Central Laboratory, The First Affiliated Hospital of Wannan Medical College (Yijishan Hospital of Wannan Medical College), Wuhu, Anhui, China; Anhui Province Key Laboratory of Non-coding RNA Basic and Clinical Transformation, Wuhu, Anhui, China.
Department of Gastrointestinal Surgery, The First Affiliated Hospital of Wannan Medical College (Yijishan Hospital of Wannan Medical College), Wuhu, Anhui, China.
Int Immunopharmacol. 2024 Dec 5;142(Pt A):113033. doi: 10.1016/j.intimp.2024.113033. Epub 2024 Sep 2.
Colorectal cancer (CRC) is the third most prevalent cancer globally, posing a significant challenge due to its high rate of metastasis. Approximately 20% of patients with CRC present with distant metastases at diagnosis, and over 50% develop metastases within five years. Accurate prediction of metastasis is crucial for improving survival outcomes in patients with CRC.
This study introduces an innovative cost-sensitive fast correlation-based filter (CS-FCBF) algorithm for feature selection, integrated with machine learning techniques to predict metastatic CRC. The CS-FCBF algorithm effectively reduced the number of genomic features from 184 to 9 critical genes: CXCL9, C2CD4B, RGCC, GFI1, BEX2, CXCL3, FOXQ1, PBK, and PLAG1. The methodology combined in vitro, in vivo, and analysis of publicly available single-cell RNA-seq datasets to validate the findings.
The application of the CS-FCBF algorithm led to a significant improvement in prediction model performance, with an average 21.16% increase in the area under the precision-recall curve. The nine identified genes hold potential as diagnostic biomarkers and therapeutic targets for metastatic CRC.

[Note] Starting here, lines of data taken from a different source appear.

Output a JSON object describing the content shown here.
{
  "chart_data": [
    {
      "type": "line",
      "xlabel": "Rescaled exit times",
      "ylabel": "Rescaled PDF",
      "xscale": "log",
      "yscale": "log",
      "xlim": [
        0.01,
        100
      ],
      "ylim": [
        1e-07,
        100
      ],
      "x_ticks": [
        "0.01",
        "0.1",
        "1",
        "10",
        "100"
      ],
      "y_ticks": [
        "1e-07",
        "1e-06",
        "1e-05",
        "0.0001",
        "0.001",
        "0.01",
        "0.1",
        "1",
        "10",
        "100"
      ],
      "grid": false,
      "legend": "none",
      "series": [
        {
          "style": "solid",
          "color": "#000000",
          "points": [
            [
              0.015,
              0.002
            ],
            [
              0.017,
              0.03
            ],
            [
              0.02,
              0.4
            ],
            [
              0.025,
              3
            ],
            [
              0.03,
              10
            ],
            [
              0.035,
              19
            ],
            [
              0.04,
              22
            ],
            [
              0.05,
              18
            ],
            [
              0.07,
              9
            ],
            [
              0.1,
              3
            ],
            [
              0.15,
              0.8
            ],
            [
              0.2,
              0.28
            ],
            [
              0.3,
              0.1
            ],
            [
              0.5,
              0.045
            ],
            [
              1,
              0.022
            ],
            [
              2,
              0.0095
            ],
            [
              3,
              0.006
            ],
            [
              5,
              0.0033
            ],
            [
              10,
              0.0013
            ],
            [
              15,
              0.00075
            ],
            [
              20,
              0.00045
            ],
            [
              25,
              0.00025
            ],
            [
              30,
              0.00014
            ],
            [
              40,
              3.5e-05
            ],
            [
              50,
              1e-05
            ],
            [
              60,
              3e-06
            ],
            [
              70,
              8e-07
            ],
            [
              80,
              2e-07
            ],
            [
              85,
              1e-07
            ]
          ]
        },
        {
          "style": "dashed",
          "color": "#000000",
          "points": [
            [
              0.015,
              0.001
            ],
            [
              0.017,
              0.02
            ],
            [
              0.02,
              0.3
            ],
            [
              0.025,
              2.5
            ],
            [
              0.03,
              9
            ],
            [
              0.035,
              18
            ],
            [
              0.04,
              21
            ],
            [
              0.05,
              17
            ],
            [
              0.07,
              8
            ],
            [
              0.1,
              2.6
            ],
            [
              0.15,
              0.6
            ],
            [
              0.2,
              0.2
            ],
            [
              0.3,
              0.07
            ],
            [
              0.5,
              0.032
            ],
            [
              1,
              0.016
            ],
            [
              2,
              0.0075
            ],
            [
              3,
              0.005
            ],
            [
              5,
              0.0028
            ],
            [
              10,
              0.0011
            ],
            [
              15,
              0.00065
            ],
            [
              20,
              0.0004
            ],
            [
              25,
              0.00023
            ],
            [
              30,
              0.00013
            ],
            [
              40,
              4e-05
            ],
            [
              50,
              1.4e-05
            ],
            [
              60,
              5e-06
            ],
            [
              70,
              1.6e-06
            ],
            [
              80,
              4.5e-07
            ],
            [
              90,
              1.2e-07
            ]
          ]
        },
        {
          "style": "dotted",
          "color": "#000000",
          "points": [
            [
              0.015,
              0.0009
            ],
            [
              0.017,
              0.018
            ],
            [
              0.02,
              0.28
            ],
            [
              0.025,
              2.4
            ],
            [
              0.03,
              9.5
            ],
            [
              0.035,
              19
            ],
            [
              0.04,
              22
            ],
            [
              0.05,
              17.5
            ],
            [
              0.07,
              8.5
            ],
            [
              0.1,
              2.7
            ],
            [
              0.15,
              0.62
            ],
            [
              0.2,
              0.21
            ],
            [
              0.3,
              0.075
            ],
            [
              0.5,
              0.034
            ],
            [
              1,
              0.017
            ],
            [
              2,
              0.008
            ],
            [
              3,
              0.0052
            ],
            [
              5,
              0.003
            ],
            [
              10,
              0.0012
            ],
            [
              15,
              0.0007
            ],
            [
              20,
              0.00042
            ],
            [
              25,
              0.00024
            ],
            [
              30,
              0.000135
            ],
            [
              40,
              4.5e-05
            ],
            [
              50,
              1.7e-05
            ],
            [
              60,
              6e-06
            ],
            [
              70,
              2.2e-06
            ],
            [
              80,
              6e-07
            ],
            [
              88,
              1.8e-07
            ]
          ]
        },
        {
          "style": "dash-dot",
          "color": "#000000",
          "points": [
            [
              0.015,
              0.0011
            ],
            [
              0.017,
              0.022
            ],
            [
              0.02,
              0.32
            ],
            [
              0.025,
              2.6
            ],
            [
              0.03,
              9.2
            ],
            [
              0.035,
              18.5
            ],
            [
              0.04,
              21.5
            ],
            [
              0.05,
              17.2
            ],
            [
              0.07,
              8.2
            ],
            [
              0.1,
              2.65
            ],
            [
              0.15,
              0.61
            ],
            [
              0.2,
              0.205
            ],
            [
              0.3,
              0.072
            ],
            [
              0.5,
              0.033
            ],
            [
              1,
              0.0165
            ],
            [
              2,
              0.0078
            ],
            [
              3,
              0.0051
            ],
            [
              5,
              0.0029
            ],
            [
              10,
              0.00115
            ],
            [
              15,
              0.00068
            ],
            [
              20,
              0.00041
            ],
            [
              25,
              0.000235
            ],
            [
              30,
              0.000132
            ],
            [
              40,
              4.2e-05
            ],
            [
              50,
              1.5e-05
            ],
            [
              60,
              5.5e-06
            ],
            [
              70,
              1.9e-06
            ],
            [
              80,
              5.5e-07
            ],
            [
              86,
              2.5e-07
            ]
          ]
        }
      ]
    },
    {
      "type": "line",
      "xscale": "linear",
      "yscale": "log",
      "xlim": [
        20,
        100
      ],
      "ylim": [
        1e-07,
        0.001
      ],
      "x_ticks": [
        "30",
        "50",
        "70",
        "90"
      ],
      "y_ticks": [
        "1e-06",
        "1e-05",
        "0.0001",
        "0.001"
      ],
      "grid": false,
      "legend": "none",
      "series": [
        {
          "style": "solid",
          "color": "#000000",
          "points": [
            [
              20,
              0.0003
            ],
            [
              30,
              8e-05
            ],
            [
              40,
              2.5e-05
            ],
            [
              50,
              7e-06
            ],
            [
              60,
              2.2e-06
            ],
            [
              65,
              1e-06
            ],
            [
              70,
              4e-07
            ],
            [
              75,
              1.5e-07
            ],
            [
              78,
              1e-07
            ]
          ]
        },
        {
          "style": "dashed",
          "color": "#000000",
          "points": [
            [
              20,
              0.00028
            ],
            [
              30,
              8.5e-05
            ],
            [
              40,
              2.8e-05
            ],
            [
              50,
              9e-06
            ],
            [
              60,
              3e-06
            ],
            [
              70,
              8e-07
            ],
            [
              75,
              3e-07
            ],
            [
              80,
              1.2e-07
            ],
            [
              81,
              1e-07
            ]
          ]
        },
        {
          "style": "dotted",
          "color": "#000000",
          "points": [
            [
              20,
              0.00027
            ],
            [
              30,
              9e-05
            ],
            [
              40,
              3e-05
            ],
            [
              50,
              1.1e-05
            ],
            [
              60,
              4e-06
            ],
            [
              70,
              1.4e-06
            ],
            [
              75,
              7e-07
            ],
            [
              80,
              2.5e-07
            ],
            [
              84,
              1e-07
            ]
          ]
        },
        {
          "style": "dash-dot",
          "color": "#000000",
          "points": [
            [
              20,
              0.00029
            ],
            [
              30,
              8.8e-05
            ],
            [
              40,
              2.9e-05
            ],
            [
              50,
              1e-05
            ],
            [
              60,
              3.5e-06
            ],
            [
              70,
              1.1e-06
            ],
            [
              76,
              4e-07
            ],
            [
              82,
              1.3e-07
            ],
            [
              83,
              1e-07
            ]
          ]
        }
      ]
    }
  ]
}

This study highlights the critical role of advanced feature selection methods, combined with machine learning, in addressing the challenge of class imbalance in medical diagnosis, particularly for CRC. Early detection of metastasis is vital, and the identified genes underscore their importance in the metastatic process of CRC. The methodology applied here offers valuable insights and paves the way for future research in other cancers or diseases that face similar diagnostic challenges.
结直肠癌(CRC)是全球第三大常见癌症,由于其高转移率,构成了重大挑战。约 20%的 CRC 患者在诊断时即存在远处转移,超过 50%的患者在五年内发生转移。准确预测转移对于改善 CRC 患者的生存结果至关重要。
本研究引入了一种创新的基于代价敏感快速相关滤波(CS-FCBF)的特征选择算法,与机器学习技术相结合,用于预测转移性 CRC。CS-FCBF 算法有效地将基因组特征数量从 184 个减少到 9 个关键基因:CXCL9、C2CD4B、RGCC、GFI1、BEX2、CXCL3、FOXQ1、PBK 和 PLAG1。该方法结合了体外、体内和分析公共单细胞 RNA-seq 数据集的结果来验证研究发现。
CS-FCBF 算法的应用显著提高了预测模型的性能,平均在精准召回曲线下面积增加了 21.16%。这 9 个鉴定的基因可能成为转移性 CRC 的诊断生物标志物和治疗靶标。
本研究强调了先进特征选择方法与机器学习相结合在解决医学诊断中类不平衡挑战方面的关键作用,特别是对于 CRC。早期检测转移至关重要,所鉴定的基因强调了它们在 CRC 转移过程中的重要性。本研究中应用的方法提供了有价值的见解,并为未来在面临类似诊断挑战的其他癌症或疾病中的研究铺平了道路。